Comparando a realidade brasileira com a europeia, há uma diferença significativa da pegada de carbono de uma obra: enquanto, no Brasil, as emissões de uma obra giram em torno de 220 quilos de dióxido de carbono (CO₂) por metro quadrado de construção, na Europa este número sobe para 250 kgCO₂/m². A diferença se deve, principalmente, à matriz energética mais limpa do Brasil, o que reduz a pegada de carbono da indústria.
“Quanto mais fabricantes divulgarem suas DAPs, mais precisa e estratégica se torna a plataforma, oferecendo mais precisão nos cálculos e reforçando a importância da transparência e da colaboração para acelerar a descarbonização do setor”, comenta Nogueira.
Com isso, o país ganha vantagem no cumprimento das metas globais de emissões. “A discussão global de redução de 30% das emissões até 2030 precisa ser revista aqui, porque hoje já emitimos bem menos”, completa Vasconcellos Neto.
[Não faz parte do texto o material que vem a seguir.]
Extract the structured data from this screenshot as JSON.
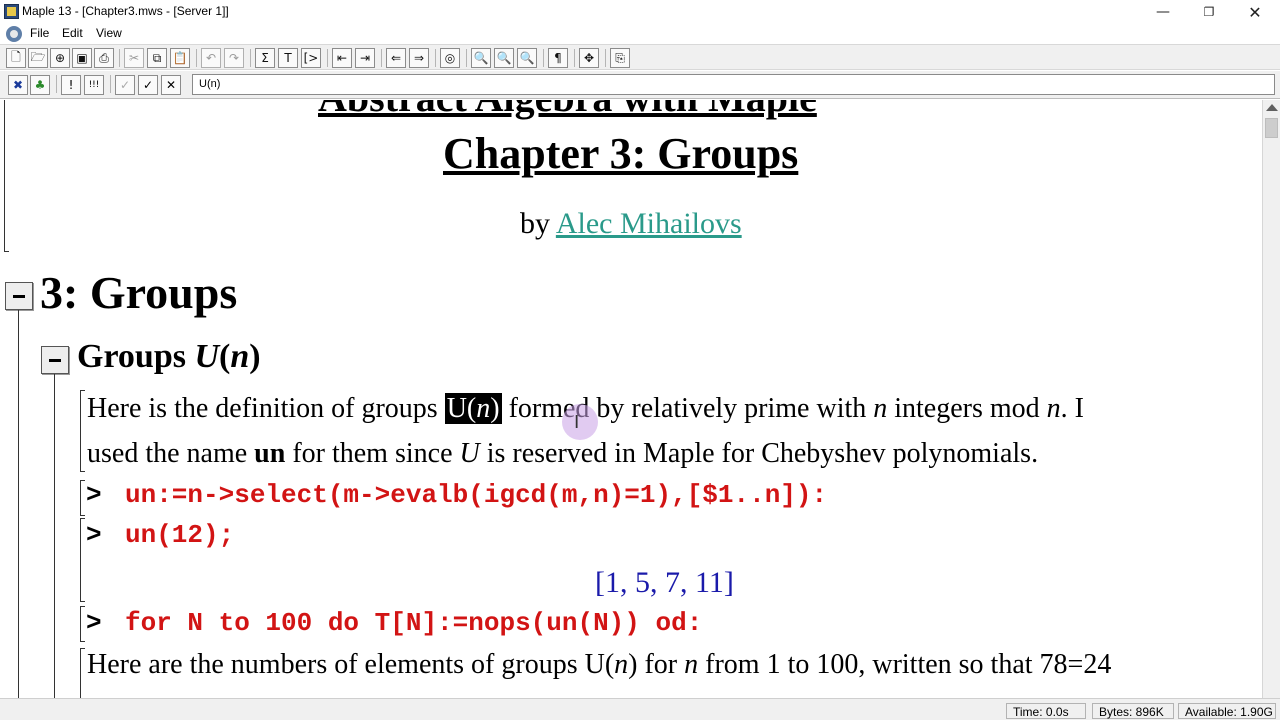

Base para políticas públicas
Lilian Sarrouf, do Comasp e da ABNT, também representa o setor pela Câmara Brasileira da Industria da Construção (CBIC) na elaboração da Taxonomia Sustentável Brasileira. “Será importante para colocar todos na mesma página e prover diretrizes para análises de crédito, regulamentações e decisões de investimento”, diz. Ela conta que os primeiros cadernos técnicos devem ser lançados em agosto, e trarão a classificação de atividades econômicas setoriais, servindo de base para identificar atividades sustentáveis.
O papel das associações setoriais também é o de preparar seus associados para essas transformações. O VP do SindusCon-SP acredita que, em breve, as empresas de construção civil serão cobradas por mais transparência quanto à sua pegada de carbono e suas ações de mitigação. “Inclusive pode ser um requisito para conseguirem financiar as obras”, diz.
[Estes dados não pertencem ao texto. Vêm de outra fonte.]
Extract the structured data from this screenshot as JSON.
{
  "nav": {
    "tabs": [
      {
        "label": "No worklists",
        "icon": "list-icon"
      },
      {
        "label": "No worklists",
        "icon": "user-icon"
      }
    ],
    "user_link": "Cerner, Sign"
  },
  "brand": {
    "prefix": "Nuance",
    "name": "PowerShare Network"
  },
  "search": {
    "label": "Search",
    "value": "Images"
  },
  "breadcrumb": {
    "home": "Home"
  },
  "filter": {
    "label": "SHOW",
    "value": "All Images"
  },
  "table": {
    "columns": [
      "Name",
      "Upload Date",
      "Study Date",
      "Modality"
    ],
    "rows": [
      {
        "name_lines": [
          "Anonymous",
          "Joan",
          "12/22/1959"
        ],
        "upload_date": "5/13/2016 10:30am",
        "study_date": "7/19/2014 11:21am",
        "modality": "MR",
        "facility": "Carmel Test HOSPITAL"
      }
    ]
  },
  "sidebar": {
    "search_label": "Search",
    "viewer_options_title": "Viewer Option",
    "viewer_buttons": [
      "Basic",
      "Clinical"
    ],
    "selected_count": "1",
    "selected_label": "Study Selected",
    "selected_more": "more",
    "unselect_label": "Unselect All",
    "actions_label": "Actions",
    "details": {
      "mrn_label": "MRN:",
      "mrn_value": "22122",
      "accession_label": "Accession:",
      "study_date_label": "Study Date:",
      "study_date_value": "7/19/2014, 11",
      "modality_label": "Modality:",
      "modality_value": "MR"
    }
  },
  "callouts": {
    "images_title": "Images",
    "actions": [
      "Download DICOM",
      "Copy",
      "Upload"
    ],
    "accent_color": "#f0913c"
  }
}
Atualmente, o mercado financeiro carece de linhas de crédito específicas para as empresas do setor que adotam práticas ESG. No entanto, Vasconcellos Neto acredita que, em um futuro próximo, instituições financeiras poderão oferecer taxas mais atrativas às empresas com sólida atuação em sustentabilidade — e restringir o acesso daquelas que não se adaptarem. Para os representantes do Comasp, o envolvimento do setor financeiro e do mercado de capitais poderia acelerar a implantação da agenda.
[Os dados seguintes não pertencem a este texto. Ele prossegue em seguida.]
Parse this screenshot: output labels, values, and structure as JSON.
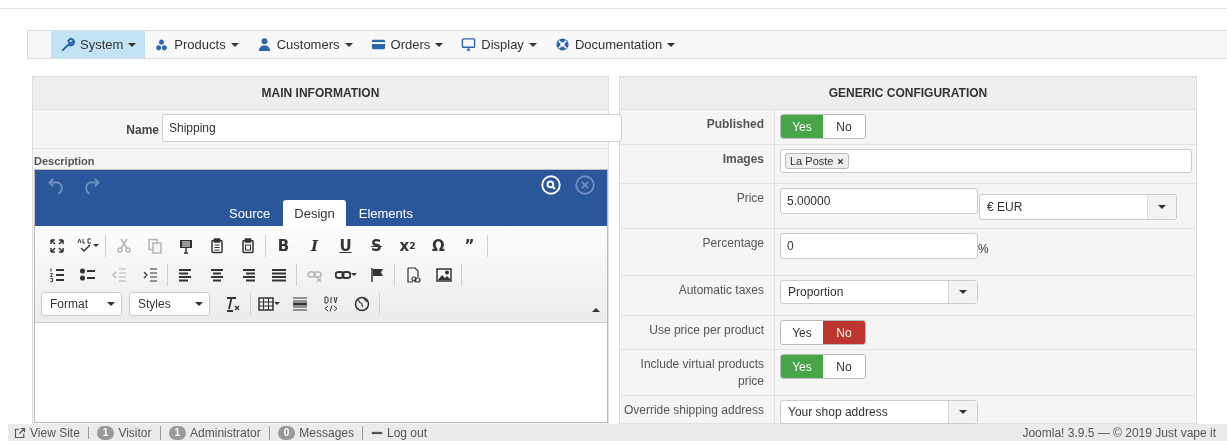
{
  "menu": [
    {
      "label": "System",
      "selected": true
    },
    {
      "label": "Products",
      "selected": false
    },
    {
      "label": "Customers",
      "selected": false
    },
    {
      "label": "Orders",
      "selected": false
    },
    {
      "label": "Display",
      "selected": false
    },
    {
      "label": "Documentation",
      "selected": false
    }
  ],
  "main_panel": {
    "title": "MAIN INFORMATION",
    "name_label": "Name",
    "name_value": "Shipping",
    "description_label": "Description",
    "editor": {
      "history": [
        {
          "disabled": true
        },
        {
          "disabled": true
        }
      ],
      "tabs": [
        {
          "label": "Source",
          "selected": false
        },
        {
          "label": "Design",
          "selected": true
        },
        {
          "label": "Elements",
          "selected": false
        }
      ],
      "toolbar": [
        [
          [
            {
              "kind": "icon",
              "disabled": false
            },
            {
              "kind": "icon",
              "disabled": false
            }
          ],
          [
            {
              "kind": "icon",
              "disabled": true
            },
            {
              "kind": "icon",
              "disabled": true
            },
            {
              "kind": "icon",
              "disabled": false
            },
            {
              "kind": "icon",
              "disabled": false
            },
            {
              "kind": "icon",
              "disabled": false
            }
          ],
          [
            {
              "kind": "glyph",
              "text": "B",
              "disabled": false
            },
            {
              "kind": "glyph",
              "text": "I",
              "disabled": false
            },
            {
              "kind": "glyph",
              "text": "U",
              "disabled": false
            },
            {
              "kind": "glyph",
              "text": "S",
              "disabled": false
            },
            {
              "kind": "glyph",
              "text": "x$^{2}$",
              "disabled": false
            },
            {
              "kind": "glyph",
              "text": "Ω",
              "disabled": false
            },
            {
              "kind": "glyph",
              "text": "”",
              "disabled": false
            }
          ]
        ],
        [
          [
            {
              "kind": "icon",
              "disabled": false
            },
            {
              "kind": "icon",
              "disabled": false
            },
            {
              "kind": "icon",
              "disabled": true
            },
            {
              "kind": "icon",
              "disabled": false
            }
          ],
          [
            {
              "kind": "icon",
              "disabled": false
            },
            {
              "kind": "icon",
              "disabled": false
            },
            {
              "kind": "icon",
              "disabled": false
            },
            {
              "kind": "icon",
              "disabled": false
            }
          ],
          [
            {
              "kind": "icon",
              "disabled": true
            },
            {
              "kind": "icon",
              "disabled": false
            },
            {
              "kind": "icon",
              "disabled": false
            }
          ],
          [
            {
              "kind": "icon",
              "disabled": false
            },
            {
              "kind": "icon",
              "disabled": false
            }
          ]
        ],
        [
          [
            {
              "kind": "select",
              "text": "Format",
              "disabled": false
            },
            {
              "kind": "select",
              "text": "Styles",
              "disabled": false
            },
            {
              "kind": "icon",
              "disabled": false
            }
          ],
          [
            {
              "kind": "icon",
              "disabled": false
            },
            {
              "kind": "icon",
              "disabled": false
            },
            {
              "kind": "icon",
              "disabled": false
            },
            {
              "kind": "icon",
              "disabled": false
            }
          ]
        ]
      ]
    }
  },
  "config_panel": {
    "title": "GENERIC CONFIGURATION",
    "rows": [
      {
        "kind": "toggle",
        "label": "Published",
        "highlighted": true,
        "options": [
          {
            "label": "Yes",
            "selected": true
          },
          {
            "label": "No",
            "selected": false
          }
        ]
      },
      {
        "kind": "tags",
        "label": "Images",
        "highlighted": true,
        "tags": [
          "La Poste"
        ]
      },
      {
        "kind": "price",
        "label": "Price",
        "highlighted": false,
        "value": "5.00000",
        "currency": "€ EUR"
      },
      {
        "kind": "percent",
        "label": "Percentage",
        "highlighted": false,
        "value": "0",
        "suffix": "%"
      },
      {
        "kind": "select",
        "label": "Automatic taxes",
        "highlighted": false,
        "value": "Proportion"
      },
      {
        "kind": "toggle",
        "label": "Use price per product",
        "highlighted": false,
        "options": [
          {
            "label": "Yes",
            "selected": false
          },
          {
            "label": "No",
            "selected": true
          }
        ]
      },
      {
        "kind": "toggle",
        "label": "Include virtual products price",
        "highlighted": false,
        "options": [
          {
            "label": "Yes",
            "selected": true
          },
          {
            "label": "No",
            "selected": false
          }
        ]
      },
      {
        "kind": "select",
        "label": "Override shipping address",
        "highlighted": false,
        "value": "Your shop address"
      }
    ]
  },
  "status_bar": {
    "items": [
      {
        "kind": "link",
        "label": "View Site"
      },
      {
        "kind": "count",
        "count": "1",
        "label": "Visitor"
      },
      {
        "kind": "count",
        "count": "1",
        "label": "Administrator"
      },
      {
        "kind": "count",
        "count": "0",
        "label": "Messages"
      },
      {
        "kind": "logout",
        "label": "Log out"
      }
    ],
    "copyright": "Joomla! 3.9.5 — © 2019 Just vape it"
  }
}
Mesmo as emissões de títulos de dívida sustentável, como Certificados de Recebíveis Imobiliários (CRI) ou debêntures verdes, direcionados ao setor, não vingaram, ainda. Em janeiro deste ano, a Tegra Incorporadora levantou R$ 322 milhões com a emissão de um CRI Verde, com a coordenação do banco BV. Foi o primeiro de sua categoria no Brasil. A incorporadora se comprometeu a aplicar os recursos, preferencialmente, no desenvolvimento de empreendimentos com características de “prédios verdes”, que tenham certificações do mercado imobiliário sustentável.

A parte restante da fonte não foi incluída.